Nach Angaben des Mediziners Rainer Thomasius haben wissenschaftliche Studien sowie praktische Erfahrungen aus den USA gezeigt, dass die leichte Verfügbarkeit von Drogen in Verbindung mit unzureichender Prävention zu einer erhöhten Konsumbereitschaft und Konsumerfahrung führen könne. So sei im US-Bundesstaat Colorado, wo Cannabis für Erwachsene legal erhältlich ist, der Konsum unter Jugendlichen im Alter zwischen zwölf und 17 Jahren um 39 Prozent höher als die Durchschnittsquote aller US-Bundesstaaten in der Altersgruppe. Die im europäischen Vergleich geringe Nutzung von Cannabis hierzulande deute an, dass sich das deutsche Konzept aus Angebotsreduzierung, Prävention, Hilfestellung und Schadenminimierung bewährt habe.
Die Deutsche Gesellschaft für Psychiatrie und Psychotherapie, Psychosomatik und Nervenheilkunde (DGPPN) sprach von "beträchtlichen gesundheitlichen Risiken des Cannabiskonsums" und forderte "geeignete Maßnahmen zur Reduktion von Angebot und Nachfrage". Cannabis könne Ängste, Depressionen, Wahnvorstellungen oder auch psychotische Erkrankungen wie Schizophrenie auslösen. Darüber hinaus sei der Cannabiskonsum häufig mit Abhängigkeiten von Nikotin und Alkohol verbunden. Die Auswirkungen dieser Mehrfachabhängigkeiten seien noch wenig untersucht.

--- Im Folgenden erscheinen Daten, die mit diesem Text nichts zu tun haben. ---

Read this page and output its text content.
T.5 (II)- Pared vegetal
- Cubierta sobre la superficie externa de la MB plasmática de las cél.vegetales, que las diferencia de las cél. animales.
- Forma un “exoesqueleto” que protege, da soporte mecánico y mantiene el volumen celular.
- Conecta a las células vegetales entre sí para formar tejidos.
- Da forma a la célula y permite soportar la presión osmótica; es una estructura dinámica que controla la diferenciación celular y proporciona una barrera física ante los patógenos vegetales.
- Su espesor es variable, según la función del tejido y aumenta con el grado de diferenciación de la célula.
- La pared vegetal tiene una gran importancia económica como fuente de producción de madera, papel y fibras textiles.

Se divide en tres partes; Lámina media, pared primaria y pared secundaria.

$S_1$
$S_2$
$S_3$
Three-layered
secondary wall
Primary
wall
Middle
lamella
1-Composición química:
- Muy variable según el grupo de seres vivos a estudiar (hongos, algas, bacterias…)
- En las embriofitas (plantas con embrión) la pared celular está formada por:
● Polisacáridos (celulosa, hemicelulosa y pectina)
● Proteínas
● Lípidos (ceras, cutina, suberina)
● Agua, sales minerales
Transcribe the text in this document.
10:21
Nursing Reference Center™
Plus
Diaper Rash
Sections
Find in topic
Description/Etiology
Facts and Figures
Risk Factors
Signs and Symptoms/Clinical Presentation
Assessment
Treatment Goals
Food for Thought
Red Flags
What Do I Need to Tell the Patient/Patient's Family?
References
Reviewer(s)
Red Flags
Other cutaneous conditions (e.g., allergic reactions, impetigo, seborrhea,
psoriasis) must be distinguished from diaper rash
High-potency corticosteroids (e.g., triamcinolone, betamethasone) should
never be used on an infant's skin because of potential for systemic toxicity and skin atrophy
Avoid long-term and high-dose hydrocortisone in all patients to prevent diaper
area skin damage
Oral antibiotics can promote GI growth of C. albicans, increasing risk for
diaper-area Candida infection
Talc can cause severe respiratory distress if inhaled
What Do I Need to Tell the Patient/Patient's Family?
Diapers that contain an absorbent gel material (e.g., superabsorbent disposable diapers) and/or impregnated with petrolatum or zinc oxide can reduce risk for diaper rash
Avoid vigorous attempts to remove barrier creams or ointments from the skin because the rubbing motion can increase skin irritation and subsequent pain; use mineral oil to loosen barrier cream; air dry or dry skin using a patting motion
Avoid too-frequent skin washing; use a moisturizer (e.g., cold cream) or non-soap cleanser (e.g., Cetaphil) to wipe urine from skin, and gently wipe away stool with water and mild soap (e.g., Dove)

Nach Ansicht des Spitzenverbandes der Gesetzlichen Krankenversicherung (GKV) muss geprüft werden, ob eine Freigabe geeignet ist, den Cannabis-Konsum insbesondere unter Jugendlichen einzudämmen. Langfristiger Cannabis-Konsum berge ein Abhängigkeitsrisiko. Auch mögliche kognitive Schäden würden diskutiert. Die Folgekosten solcher Krankheiten habe dann zumeist die GKV zu tragen.
Der Bund Deutscher Kriminalbeamter (BDK) sprach sich für eine versachlichte Debatte aus und forderte vor einer politischen Entscheidung, wissenschaftliche Fakten zu bewerten oder, falls sie fehlen, zu erheben. Der BDK setze sich grundsätzlich für einen repressiven Umgang mit Anbietern illegaler Drogen und eine nicht-repressive Politik im Umgang mit Konsumenten ein. Die Illegalisierung bestimmter psychotrop wirkender Substanzen erscheine aber gerade in Bezug auf den Jugendschutz sinnvoll und erforderlich.
Nach den Vorstellungen der Grünen sollte Cannabis aus den strafrechtlichen Regelungen des Betäubungsmittelgesetzes herausgenommen werden, um stattdessen einen kontrollierten, legalen Markt zu schaffen. So sollte die gesamte Handelskette für Cannabis reguliert werden. Der Verkauf an Minderjährige sollte verboten sein. Der Verbraucher- und Gesundheitsschutz müsse durch Angaben über Inhaltsstoffe, die Konzentration der Wirkstoffe, Beipackzettel, Warnhinweise und Qualitätsstandards garantiert werden. Um die Verkehrssicherheit zu erhöhen, sollte ein Grenzwert für Cannabis eingeführt werden, ähnlich der Promillegrenze für Alkohol. Mit einer Cannabis-Steuer könnten zusätzliche Einnahmen erzielt werden.